Accepted Paper for IFL 2017: Purely Functional Federated Learning in Erlang

My current work at the Fraunhofer-Chalmers Research Centre for Industrial Mathematics focuses on distributed data analytics in a large-scale industrial setting. We are closely collaborating with Volvo Cars and Volvo Trucks. As part of my work, I explored the suitability of Erlang for distributed machine learning tasks. I wrote up a draft paper on my implementation of Federated Learning in Erlang, which got accepted to IFL 2017, the 29th symposium on Implementation and Application of Functional Languages. It will take place in Bristol, UK, from 30 August to 1 September, 2017. The abstract is reproduced below.


Purely Functional Federated Learning in Erlang

Authors: Ulm, Gregor; Emil Gustavsson, Mats Jirstrand

Arguably the biggest strength of the functional programming language Erlang is how straightforward it is to implement concurrent and distributed programs with it. Numerical computing, on the other hand, is not necessarily seen as one of its strengths. The recent introduction of Federated Learning, a concept according to which edge devices are leveraged for decentralized machine learning tasks, while a central server only updates and distributes a global model, provided the motivation for exploring how well Erlang was suited to such a use case.
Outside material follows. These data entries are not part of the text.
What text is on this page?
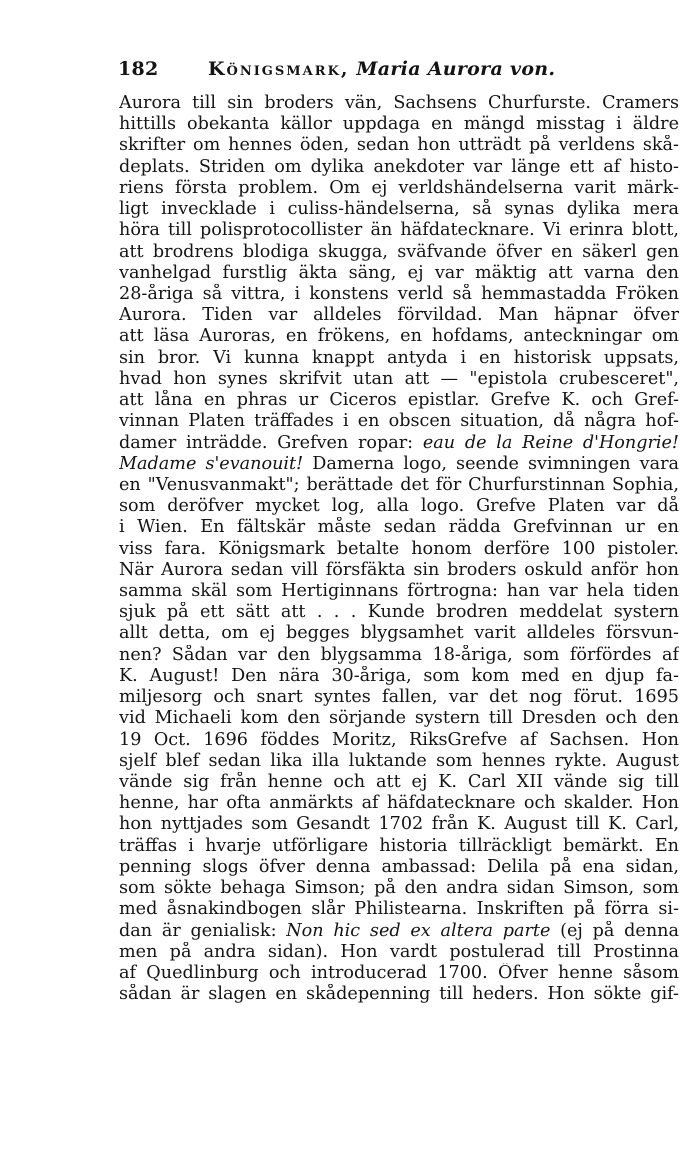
182	Königsmark, Maria Aurora von.
Aurora till sin broders vän, Sachsens Churfurste. Cramers
hittills obekanta källor uppdaga en mängd misstag i äldre
skrifter om hennes öden, sedan hon utträdt på verldens skå-
deplats. Striden om dylika anekdoter var länge ett af histo-
riens första problem. Om ej verldshändelserna varit märk-
ligt invecklade i culiss-händelserna, så synas dylika mera
höra till polisprotocollister än häfdatecknare. Vi erinra blott,
att brodrens blodiga skugga, sväfvande öfver en säkerl gen
vanhelgad furstlig äkta säng, ej var mäktig att varna den
28-åriga så vittra, i konstens verld så hemmastadda Fröken
Aurora. Tiden var alldeles förvildad. Man häpnar öfver
att läsa Auroras, en frökens, en hofdams, anteckningar om
sin bror. Vi kunna knappt antyda i en historisk uppsats,
hvad hon synes skrifvit utan att — "epistola crubesceret",
att låna en phras ur Ciceros epistlar. Grefve K. och Gref-
vinnan Platen träffades i en obscen situation, då några hof-
damer inträdde. Grefven ropar: eau de la Reine d'Hongrie!
Madame s'evanouit! Damerna logo, seende svimningen vara
en "Venusvanmakt"; berättade det för Churfurstinnan Sophia,
som deröfver mycket log, alla logo. Grefve Platen var då
i Wien. En fältskär måste sedan rädda Grefvinnan ur en
viss fara. Königsmark betalte honom derföre 100 pistoler.
När Aurora sedan vill försfäkta sin broders oskuld anför hon
samma skäl som Hertiginnans förtrogna: han var hela tiden
sjuk på ett sätt att . . . Kunde brodren meddelat systern
allt detta, om ej begges blygsamhet varit alldeles försvun-
nen? Sådan var den blygsamma 18-åriga, som förfördes af
K. August! Den nära 30-åriga, som kom med en djup fa-
miljesorg och snart syntes fallen, var det nog förut. 1695
vid Michaeli kom den sörjande systern till Dresden och den
19 Oct. 1696 föddes Moritz, RiksGrefve af Sachsen. Hon
sjelf blef sedan lika illa luktande som hennes rykte. August
vände sig från henne och att ej K. Carl XII vände sig till
henne, har ofta anmärkts af häfdatecknare och skalder. Hon
hon nyttjades som Gesandt 1702 från K. August till K. Carl,
träffas i hvarje utförligare historia tillräckligt bemärkt. En
penning slogs öfver denna ambassad: Delila på ena sidan,
som sökte behaga Simson; på den andra sidan Simson, som
med åsnakindbogen slår Philistearna. Inskriften på förra si-
dan är genialisk: Non hic sed ex altera parte (ej på denna
men på andra sidan). Hon vardt postulerad till Prostinna
af Quedlinburg och introducerad 1700. Öfver henne såsom
sådan är slagen en skådepenning till heders. Hon sökte gif-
We present a framework for Federated Learning in Erlang, written in a purely functional style, and compare two versions of it: one that has been exclusively written in Erlang, and one in which Erlang is relegated to coordinating client processes that rely on performing numerical computations in the programming language C. Initial results are promising, as we learnt that a real-world industrial use case of distributed data analytics can easily be tackled with a system purely written in Erlang.
The novelty of our work is that we present the first implementation of a Federated Learning framework in a functional programming language, with the added benefit of being purely functional. In addition, we demonstrate that Erlang can not only be leveraged for message passing but also performs adequately for practical machine learning tasks.
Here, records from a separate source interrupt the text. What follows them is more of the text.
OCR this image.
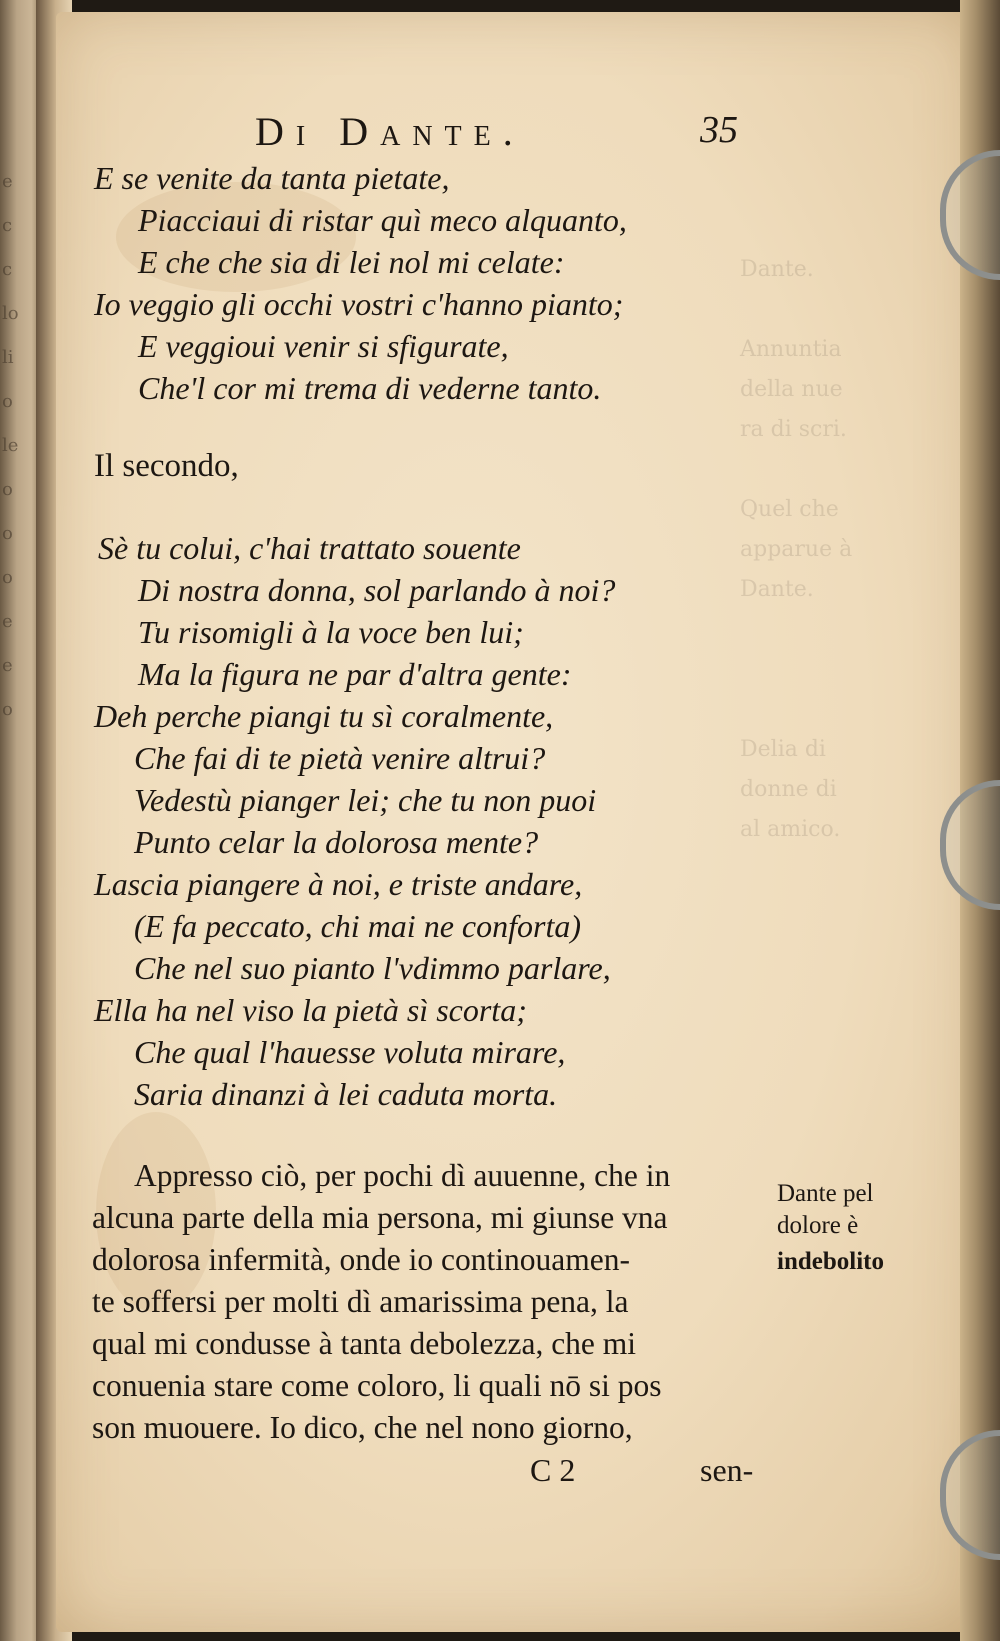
e
c
c
lo
li
o
le
o
o
o
e
e
o

Dante.

Annuntia
della nue
ra di scri.

Quel che
apparue à
Dante.

Delia di
donne di
al amico.
Di Dante.	35
E se venite da tanta pietate,
Piacciaui di ristar quì meco alquanto,
E che che sia di lei nol mi celate:
Io veggio gli occhi vostri c'hanno pianto;
E veggioui venir si sfigurate,
Che'l cor mi trema di vederne tanto.
Il secondo,
Sè tu colui, c'hai trattato souente
Di nostra donna, sol parlando à noi?
Tu risomigli à la voce ben lui;
Ma la figura ne par d'altra gente:
Deh perche piangi tu sì coralmente,
Che fai di te pietà venire altrui?
Vedestù pianger lei; che tu non puoi
Punto celar la dolorosa mente?
Lascia piangere à noi, e triste andare,
(E fa peccato, chi mai ne conforta)
Che nel suo pianto l'vdimmo parlare,
Ella ha nel viso la pietà sì scorta;
Che qual l'hauesse voluta mirare,
Saria dinanzi à lei caduta morta.
Appresso ciò, per pochi dì auuenne, che in
alcuna parte della mia persona, mi giunse vna
dolorosa infermità, onde io continouamen-
te soffersi per molti dì amarissima pena, la
qual mi condusse à tanta debolezza, che mi
conuenia stare come coloro, li quali nō si pos
son muouere. Io dico, che nel nono giorno,
Dante pel
dolore è
indebolito
C 2	sen-
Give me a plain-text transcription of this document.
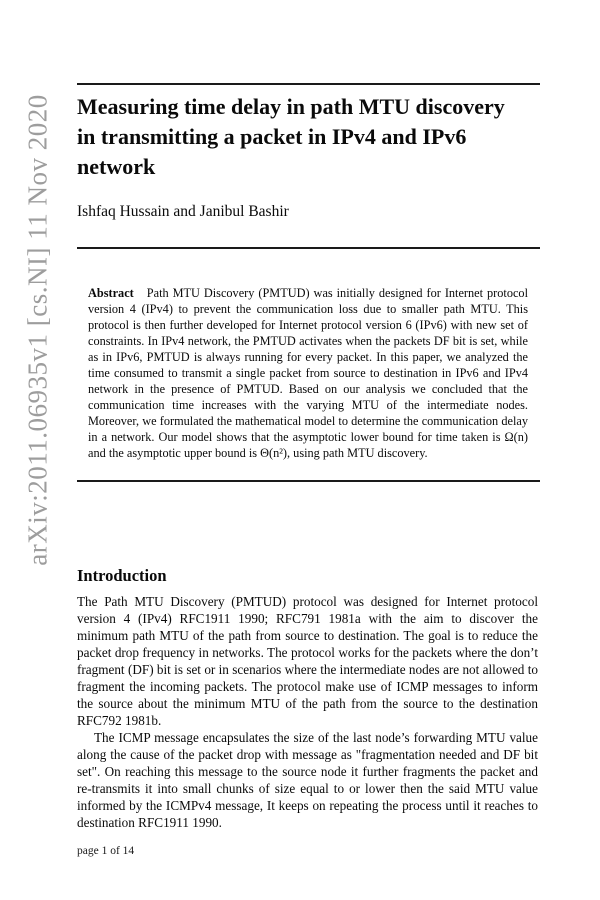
arXiv:2011.06935v1 [cs.NI] 11 Nov 2020 Measuring time delay in path MTU discovery
in transmitting a packet in IPv4 and IPv6
network
Ishfaq Hussain and Janibul Bashir
Abstract Path MTU Discovery (PMTUD) was initially designed for Internet protocol version 4 (IPv4) to prevent the communication loss due to smaller path MTU. This protocol is then further developed for Internet protocol version 6 (IPv6) with new set of constraints. In IPv4 network, the PMTUD activates when the packets DF bit is set, while as in IPv6, PMTUD is always running for every packet. In this paper, we analyzed the time consumed to transmit a single packet from source to destination in IPv6 and IPv4 network in the presence of PMTUD. Based on our analysis we concluded that the communication time increases with the varying MTU of the intermediate nodes. Moreover, we formulated the mathematical model to determine the communication delay in a network. Our model shows that the asymptotic lower bound for time taken is Ω(n) and the asymptotic upper bound is Θ(n²), using path MTU discovery.
Introduction

The Path MTU Discovery (PMTUD) protocol was designed for Internet protocol version 4 (IPv4) RFC1911 1990; RFC791 1981a with the aim to discover the minimum path MTU of the path from source to destination. The goal is to reduce the packet drop frequency in networks. The protocol works for the packets where the don’t fragment (DF) bit is set or in scenarios where the intermediate nodes are not allowed to fragment the incoming packets. The protocol make use of ICMP messages to inform the source about the minimum MTU of the path from the source to the destination RFC792 1981b.

The ICMP message encapsulates the size of the last node’s forwarding MTU value along the cause of the packet drop with message as "fragmentation needed and DF bit set". On reaching this message to the source node it further fragments the packet and re-transmits it into small chunks of size equal to or lower then the said MTU value informed by the ICMPv4 message, It keeps on repeating the process until it reaches to destination RFC1911 1990.

page 1 of 14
Accepted Paper for MOD 2017: Contraction Clustering (RASTER): A Big Data Algorithm for Density-Based Clustering in Constant Memory and Linear Time

My first big project at the Fraunhofer Chalmers Research Centre for Industrial Mathematics centered around processing huge geospatial data sets. The industrial partner was Scania. The main part of my contribution consisted of generating labelled evolving network graphs that make it possible to trace the routes of vehicles over time. During that work, I discovered a linear-time clustering algorithm (Contraction Clustering, which is itself contracted to RASTER) for detecting clusters with dense centers. Those centers are nodes in the aforementioned graphs. The key novelty of my work is the exploitation of domain knowledge, which facilitates clustering with just one pass through the entire input, neighborhood lookup in O(1), and constant memory requirements.

My paper on RASTER got accepted to MOD 2017, which will take place from 14 to 17 September in Volterra, Italy. The abstract of my paper is below.
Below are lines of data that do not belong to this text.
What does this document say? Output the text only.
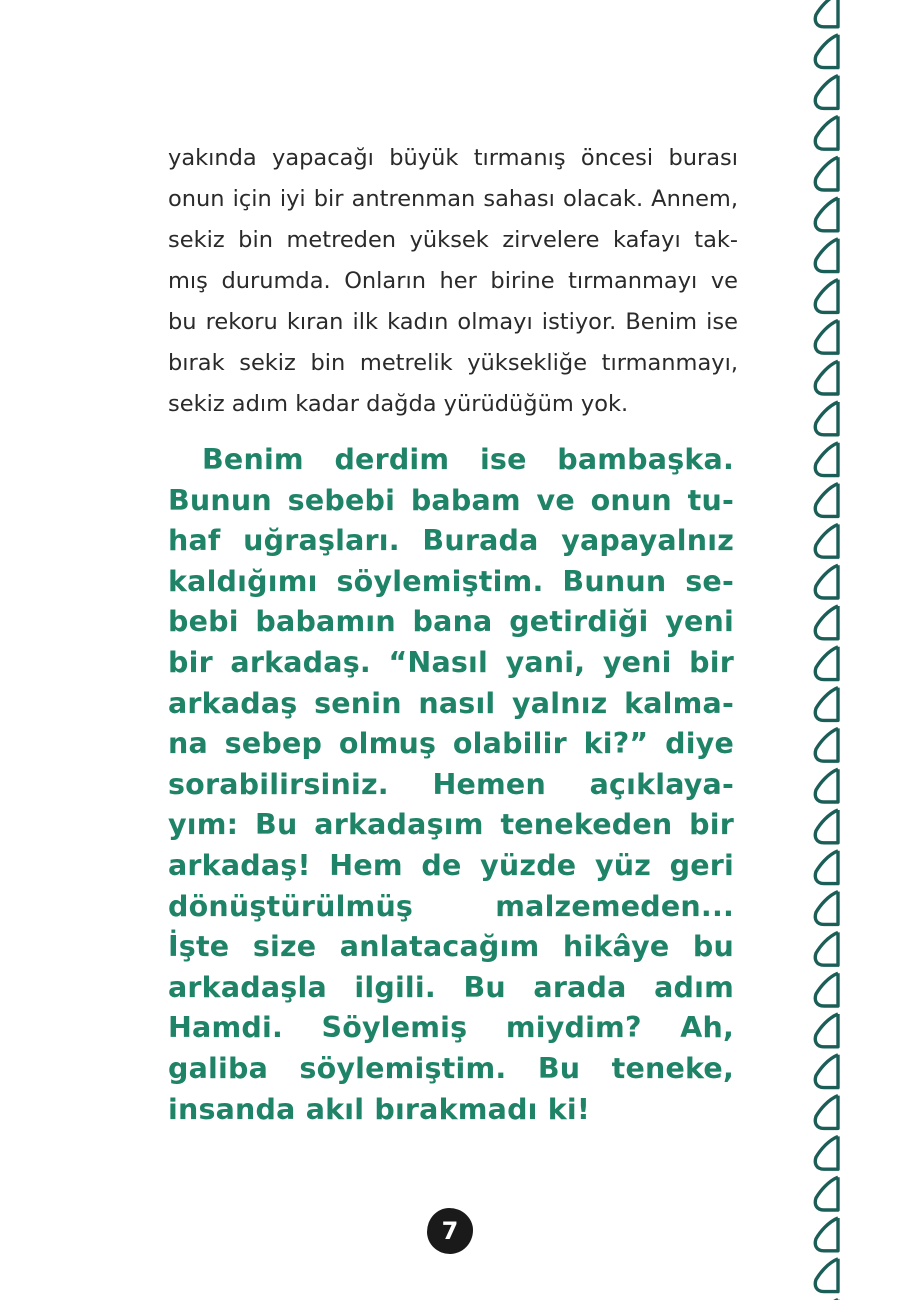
yakında yapacağı büyük tırmanış öncesi burası
onun için iyi bir antrenman sahası olacak. Annem,
sekiz bin metreden yüksek zirvelere kafayı tak-
mış durumda. Onların her birine tırmanmayı ve
bu rekoru kıran ilk kadın olmayı istiyor. Benim ise
bırak sekiz bin metrelik yüksekliğe tırmanmayı,
sekiz adım kadar dağda yürüdüğüm yok.

Benim derdim ise bambaşka.
Bunun sebebi babam ve onun tu-
haf uğraşları. Burada yapayalnız
kaldığımı söylemiştim. Bunun se-
bebi babamın bana getirdiği yeni
bir arkadaş. “Nasıl yani, yeni bir
arkadaş senin nasıl yalnız kalma-
na sebep olmuş olabilir ki?” diye
sorabilirsiniz. Hemen açıklaya-
yım: Bu arkadaşım tenekeden bir
arkadaş! Hem de yüzde yüz geri
dönüştürülmüş malzemeden...
İşte size anlatacağım hikâye bu
arkadaşla ilgili. Bu arada adım
Hamdi. Söylemiş miydim? Ah,
galiba söylemiştim. Bu teneke,
insanda akıl bırakmadı ki!

7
Contraction Clustering (RASTER): A Big Data Algorithm for Density-Based Clustering in Constant Memory and Linear Time

Authors: Ulm, Gregor; Emil Gustavsson, Mats Jirstrand

Clustering is an essential data mining tool for analyzing and grouping similar objects. In big data applications, however, many clustering methods are infeasible due to their memory requirements or runtime complexity. Contraction Clustering (RASTER) is a linear-time algorithm for identifying density-based clusters. Its coefficient is negligible as it depends neither on input size nor the number of clusters. Its memory requirements are constant. Consequently, RASTER is suitable for big data applications where the size of the data may be huge. It consists of two steps: (1) a contraction step which projects objects onto tiles and (2) an agglomeration step which groups tiles into clusters. Our algorithm is extremely fast. In single-threaded execution on a contemporary workstation, it clusters ten million points in less than 20 seconds when using a slow interpreted programming language like Python. Furthermore, RASTER is easily parallelizable.